Nella sua Isola-che-non-c'è, con i piccoli Davies nei giardini di Kensington e tra gli indimenticabili personaggi delle sue storie, Barrie ritrovava quella gioia di vivere dei fanciulli ancora alla ricerca della propria identità e cullava la sua malinconia nell'utopia di un'infanzia senza fine.


DAL IV CAPITOLO “L'ISOLA-CHE-NON-C'È”:
All'Isola-che-non-c'è si arriva solo volando e per volare, dice Peter occorrono “pensieri felici”. Nell'originale Peter dice a Wendy, Gianni e Michele: “Pensate a cose belle e sorprendenti… e sono esse che vi tireranno su”. Le “cose belle e sorprendenti” sembrano indicare nel contesto del racconto non soltanto i momenti e i ricordi felici della vita reale, seppur trasfigurata dalla luce poetica dell'infanzia, ma un'autentica capacità di immaginare l'Oltre: ciò che non è presente nell'esistenza quotidiana, che affascina, ma che può anche presentare dei pericoli. È l'espressione del desiderio di avventura che alberga in ciascuno di noi e che è certamente più forte nell'età giovanile: quello che ci fa sognare scenari esotici e magari anche un po' rischiosi, nei quali possano avvenire incontri e situazioni che mettano alla prova le nostre abilità e che ci rivelino te sori impensati, nei quali poter essere, almeno nell'immaginazione, eroici e pieni di coraggio. […]

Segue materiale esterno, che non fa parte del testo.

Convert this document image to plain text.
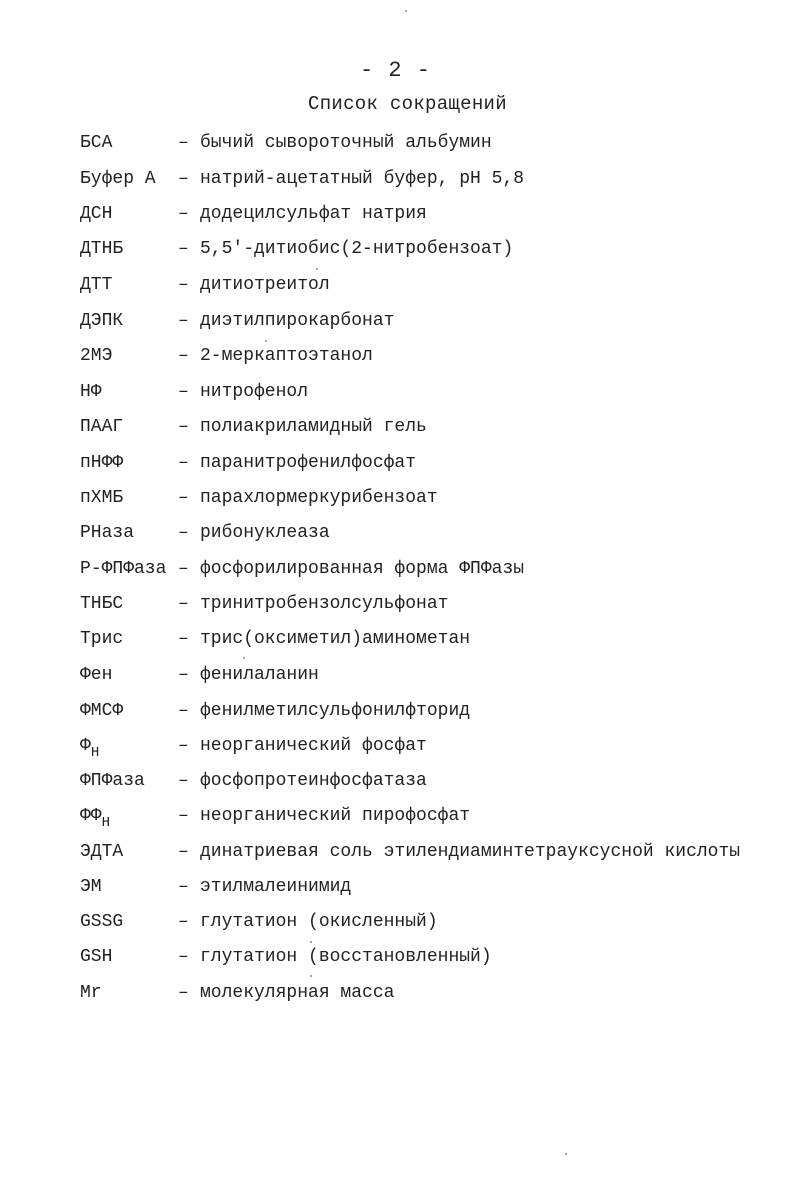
- 2 -
Список сокращений
БСА	– бычий сывороточный альбумин
Буфер А – натрий-ацетатный буфер, рН 5,8
ДСН	– додецилсульфат натрия
ДТНБ	– 5,5'-дитиобис(2-нитробензоат)
ДТТ	– дитиотреитол
ДЭПК	– диэтилпирокарбонат
2МЭ	– 2-меркаптоэтанол
НФ	– нитрофенол
ПААГ	– полиакриламидный гель
пНФФ	– паранитрофенилфосфат
пХМБ	– парахлормеркурибензоат
РНаза – рибонуклеаза
Р-ФПФаза – фосфорилированная форма ФПФазы
ТНБС	– тринитробензолсульфонат
Трис	– трис(оксиметил)аминометан
Фен	– фенилаланин
ФМСФ	– фенилметилсульфонилфторид
$Ф_Н$	– неорганический фосфат
ФПФаза – фосфопротеинфосфатаза
$ФФ_Н$	– неорганический пирофосфат
ЭДТА	– динатриевая соль этилендиаминтетрауксусной кислоты
ЭМ	– этилмалеинимид
GSSG	– глутатион (окисленный)
GSH	– глутатион (восстановленный)
Mr	– молекулярная масса
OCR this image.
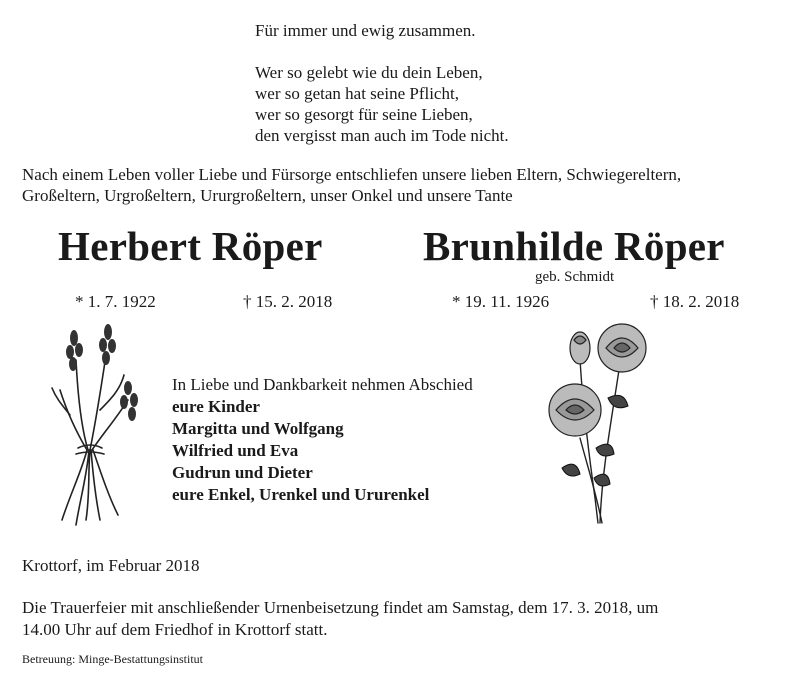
Für immer und ewig zusammen.

Wer so gelebt wie du dein Leben,

wer so getan hat seine Pflicht,

wer so gesorgt für seine Lieben,

den vergisst man auch im Tode nicht.

Nach einem Leben voller Liebe und Fürsorge entschliefen unsere lieben Eltern, Schwiegereltern,
Großeltern, Urgroßeltern, Ururgroßeltern, unser Onkel und unsere Tante
Herbert Röper Brunhilde Röper
geb. Schmidt
* 1. 7. 1922	† 15. 2. 2018	* 19. 11. 1926	† 18. 2. 2018
In Liebe und Dankbarkeit nehmen Abschied
eure Kinder
Margitta und Wolfgang
Wilfried und Eva
Gudrun und Dieter
eure Enkel, Urenkel und Ururenkel
Krottorf, im Februar 2018
Die Trauerfeier mit anschließender Urnenbeisetzung findet am Samstag, dem 17. 3. 2018, um
14.00 Uhr auf dem Friedhof in Krottorf statt.
Betreuung: Minge-Bestattungsinstitut
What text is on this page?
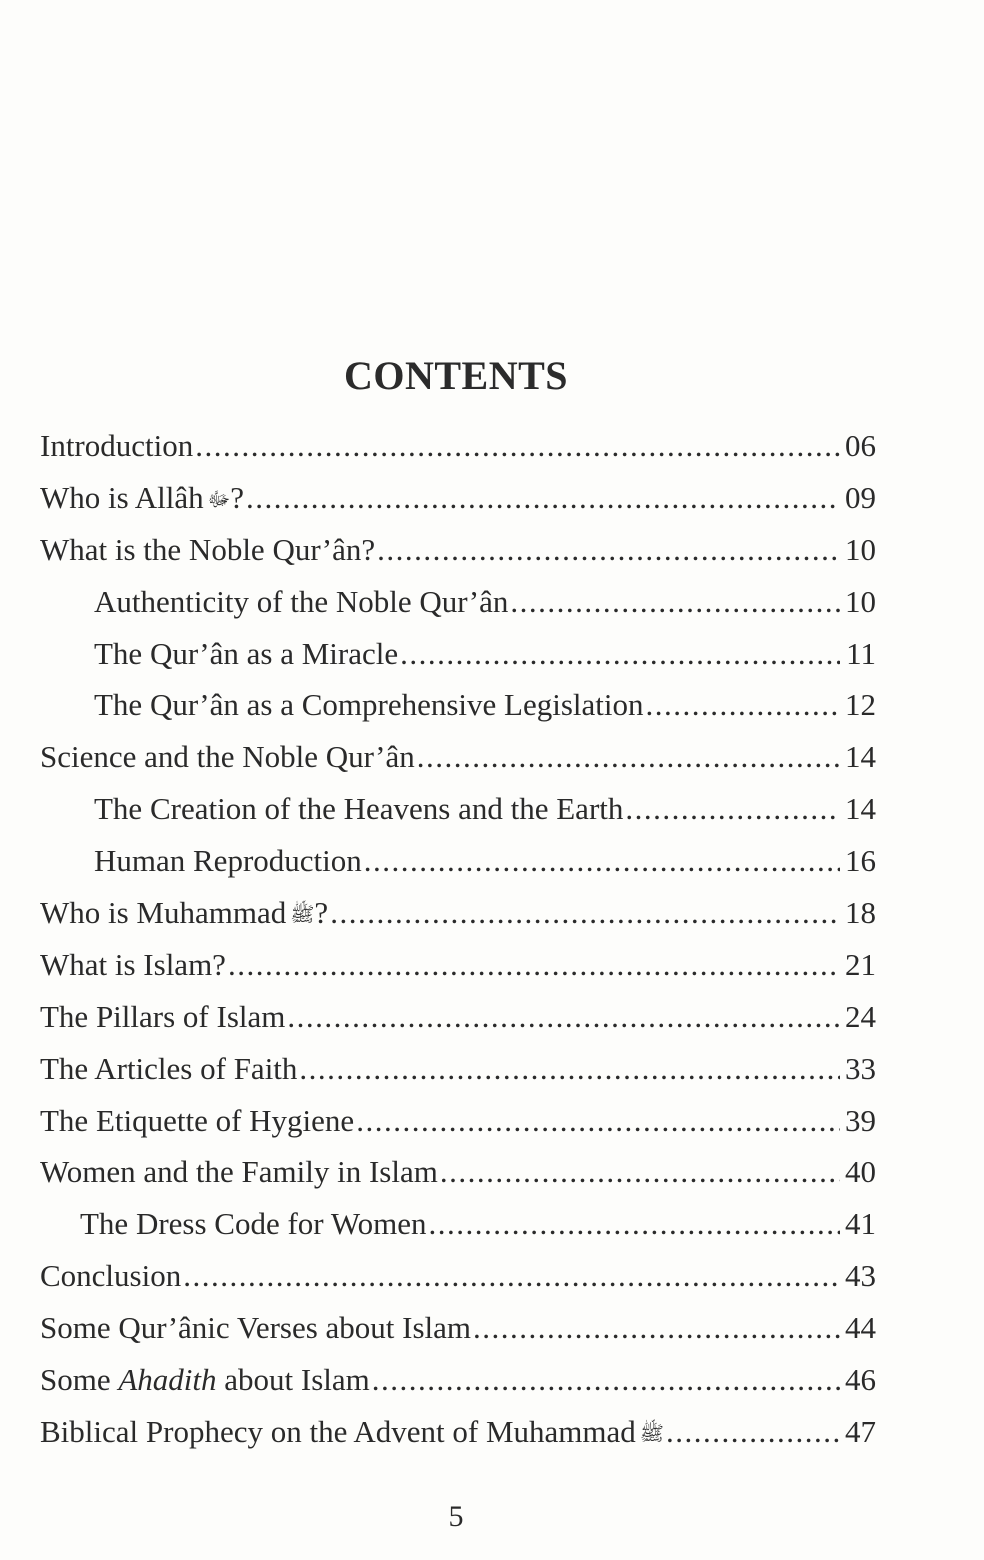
CONTENTS
Introduction .....	06
Who is Allâh ﷻ? .....	09
What is the Noble Qur’ân? .....	10
Authenticity of the Noble Qur’ân .....	10
The Qur’ân as a Miracle .....	11
The Qur’ân as a Comprehensive Legislation .....	12
Science and the Noble Qur’ân .....	14
The Creation of the Heavens and the Earth .....	14
Human Reproduction .....	16
Who is Muhammad ﷺ? .....	18
What is Islam? .....	21
The Pillars of Islam .....	24
The Articles of Faith .....	33
The Etiquette of Hygiene .....	39
Women and the Family in Islam .....	40
The Dress Code for Women .....	41
Conclusion .....	43
Some Qur’ânic Verses about Islam .....	44
Some Ahadith about Islam .....	46
Biblical Prophecy on the Advent of Muhammad ﷺ .....	47
5
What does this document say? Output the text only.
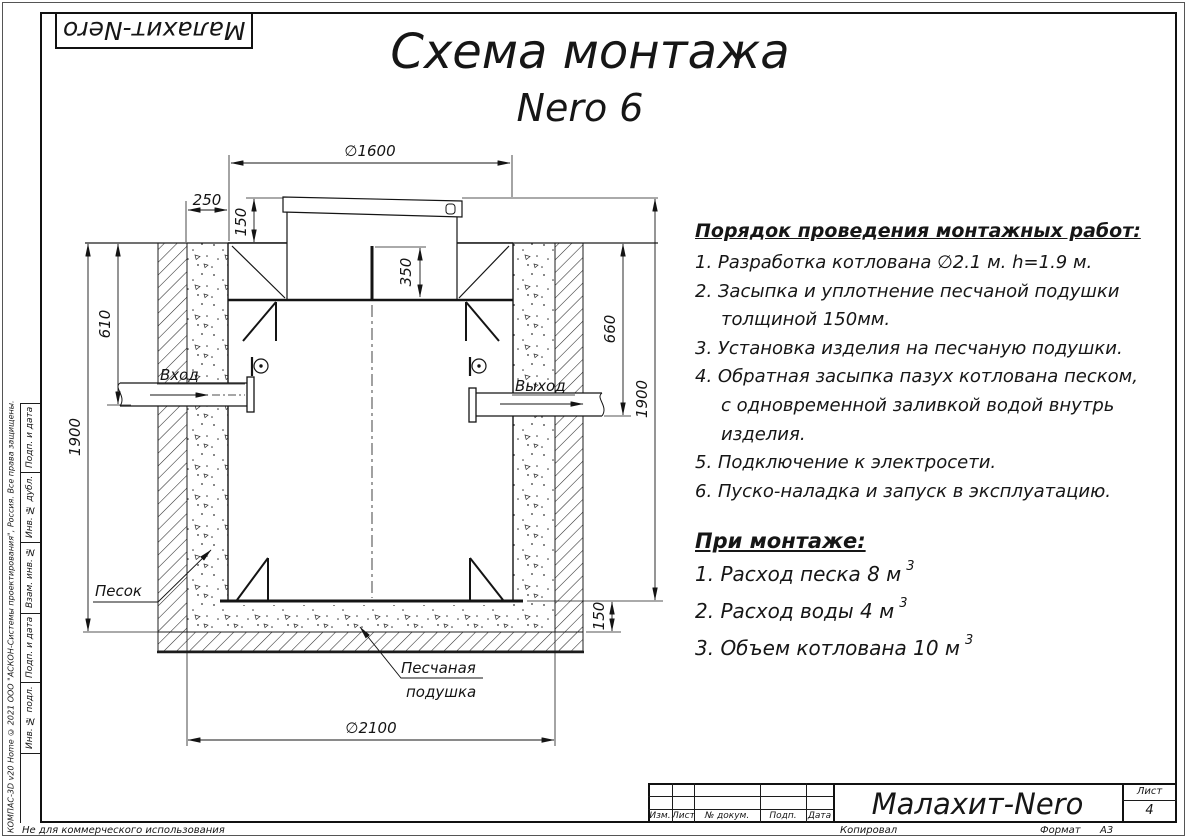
Малахит-Nero	Схема монтажа
Nero 6
Порядок проведения монтажных работ:
1. Разработка котлована ∅2.1 м. h=1.9 м.
2. Засыпка и уплотнение песчаной подушки
толщиной 150мм.
3. Установка изделия на песчаную подушки.
4. Обратная засыпка пазух котлована песком,
с одновременной заливкой водой внутрь
изделия.
5. Подключение к электросети.
6. Пуско-наладка и запуск в эксплуатацию.
При монтаже:
1. Расход песка 8 м $^3$
2. Расход воды 4 м $^3$
3. Объем котлована 10 м $^3$
Вход
Выход
∅1600
250
150
350
610
1900
660
1900
150
∅2100
Песок
Песчаная
подушка
Подп. и дата
Инв. № дубл.
Взам. инв. №
Подп. и дата
Инв. № подл.
КОМПАС-3D v20 Home © 2021 ООО "АСКОН-Системы проектирования", Россия. Все права защищены.	Изм. Лист	№ докум.	Подп.	Дата	Малахит-Nero	Лист
4
Не для коммерческого использования	Копировал	Формат А3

L'uomo da sempre produce immagini come stazioni situate tra visibile ed invisibile; esiste un'energia immaginativa che permette di passare dall'immagine come semplice rappresentazione mentale all'immaginazione come Einbildungkraft, ossia capacità di creare il nuovo, trasformando e trasfigurando il mondo esterno; essa è presente in ciascun essere umano ma si esprime pienamente nella creazione artistica e maggiormente in quella che ha a che fare direttamente con la fantasia.